What was the problem?   i was not there but most comments to date have been positive so just curious.   What are you comparing to?

It never surprises me that different people come away with totally different impressions of the same thing.    Happens every day.
@mapman you're right.  So far, I've read nothing but praise for the room.

During the time I spent at the show, playing the material they did, at the volumes they did, the Ohm room won my title for worst sound of the show.  And the distance between that and second place is more than I can put into words.  I even visited again after a while just to see if anything had changed.  Often, as in the Audio Note room, among others, you catch them at a bad moment, and one that doesn't properly convey the capability of a component.  I feel such a situation deserves a second listen.  As stated, I hope this sound represented some sort of anomaly, as no one could consider that high fidelity, or so I hope.

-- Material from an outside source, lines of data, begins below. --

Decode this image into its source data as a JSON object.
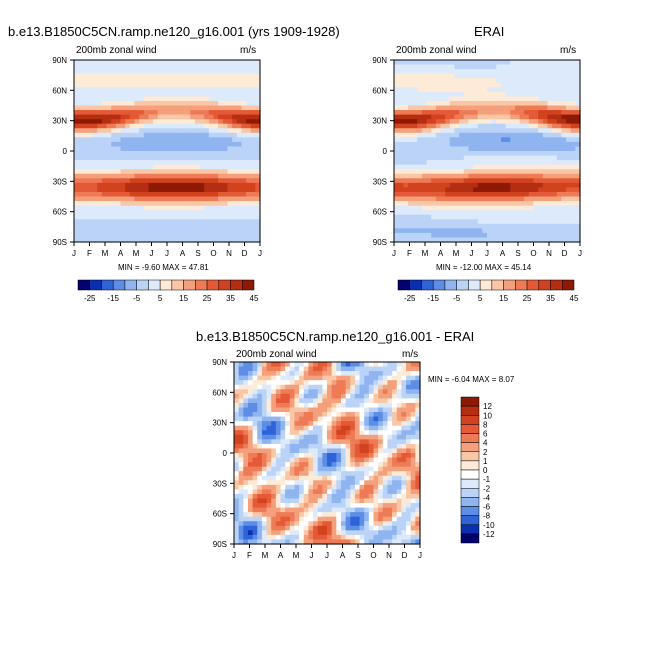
{
  "chart_data": [
    {
      "type": "heatmap",
      "title": "b.e13.B1850C5CN.ramp.ne120_g16.001 (yrs 1909-1928)",
      "subtitle_left": "200mb zonal wind",
      "subtitle_right": "m/s",
      "x_ticks": [
        "J",
        "F",
        "M",
        "A",
        "M",
        "J",
        "J",
        "A",
        "S",
        "O",
        "N",
        "D",
        "J"
      ],
      "y_ticks": [
        "90N",
        "60N",
        "30N",
        "0",
        "30S",
        "60S",
        "90S"
      ],
      "minmax_text": "MIN = -9.60 MAX = 47.81",
      "colorbar_levels": [
        "-25",
        "-15",
        "-5",
        "5",
        "15",
        "25",
        "35",
        "45"
      ]
    },
    {
      "type": "heatmap",
      "title": "ERAI",
      "subtitle_left": "200mb zonal wind",
      "subtitle_right": "m/s",
      "x_ticks": [
        "J",
        "F",
        "M",
        "A",
        "M",
        "J",
        "J",
        "A",
        "S",
        "O",
        "N",
        "D",
        "J"
      ],
      "y_ticks": [
        "90N",
        "60N",
        "30N",
        "0",
        "30S",
        "60S",
        "90S"
      ],
      "minmax_text": "MIN = -12.00 MAX = 45.14",
      "colorbar_levels": [
        "-25",
        "-15",
        "-5",
        "5",
        "15",
        "25",
        "35",
        "45"
      ]
    },
    {
      "type": "heatmap",
      "title": "b.e13.B1850C5CN.ramp.ne120_g16.001 - ERAI",
      "subtitle_left": "200mb zonal wind",
      "subtitle_right": "m/s",
      "x_ticks": [
        "J",
        "F",
        "M",
        "A",
        "M",
        "J",
        "J",
        "A",
        "S",
        "O",
        "N",
        "D",
        "J"
      ],
      "y_ticks": [
        "90N",
        "60N",
        "30N",
        "0",
        "30S",
        "60S",
        "90S"
      ],
      "minmax_text": "MIN = -6.04 MAX = 8.07",
      "colorbar_levels": [
        "12",
        "10",
        "8",
        "6",
        "4",
        "2",
        "1",
        "0",
        "-1",
        "-2",
        "-4",
        "-6",
        "-8",
        "-10",
        "-12"
      ]
    }
  ],
  "colors": {
    "main_scale": [
      "#03006b",
      "#0a2fb0",
      "#2f63d8",
      "#5d8ee6",
      "#8fb4f0",
      "#bad3f6",
      "#ddeafb",
      "#fdebd8",
      "#f9c7a6",
      "#f4a07c",
      "#ee7a56",
      "#e45a36",
      "#d2421f",
      "#b52e12",
      "#8e1a06"
    ],
    "diff_scale": [
      "#8e1a06",
      "#b52e12",
      "#d2421f",
      "#e45a36",
      "#ee7a56",
      "#f4a07c",
      "#f9c7a6",
      "#fdebd8",
      "#ffffff",
      "#ddeafb",
      "#bad3f6",
      "#8fb4f0",
      "#5d8ee6",
      "#2f63d8",
      "#0a2fb0",
      "#03006b"
    ]
  }
}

Both times I listened, the Ohm speakers played at a (not all that high) volume that completely overwhelmed the drivers.  The best description I can use is how a television or clock radio sounds when my family turns it way up so they can listen 3 rooms away.  Distortion attained a level I've not heard in a high-end audio loudspeaker in a very, very long time at those volumes.  Within that, low frequency extension didn't seem a heck of a lot better than the aforementioned non-audiophile implementations.  This coming from someone who's familiar with a properly set up pair of Ohm A that seem to go all the way down to DC.

What am I comparing it to?  Just 40+ years of hearing countless audio components in a variety of settings.  If that wasn't what you were asking, could you rephrase the question, please?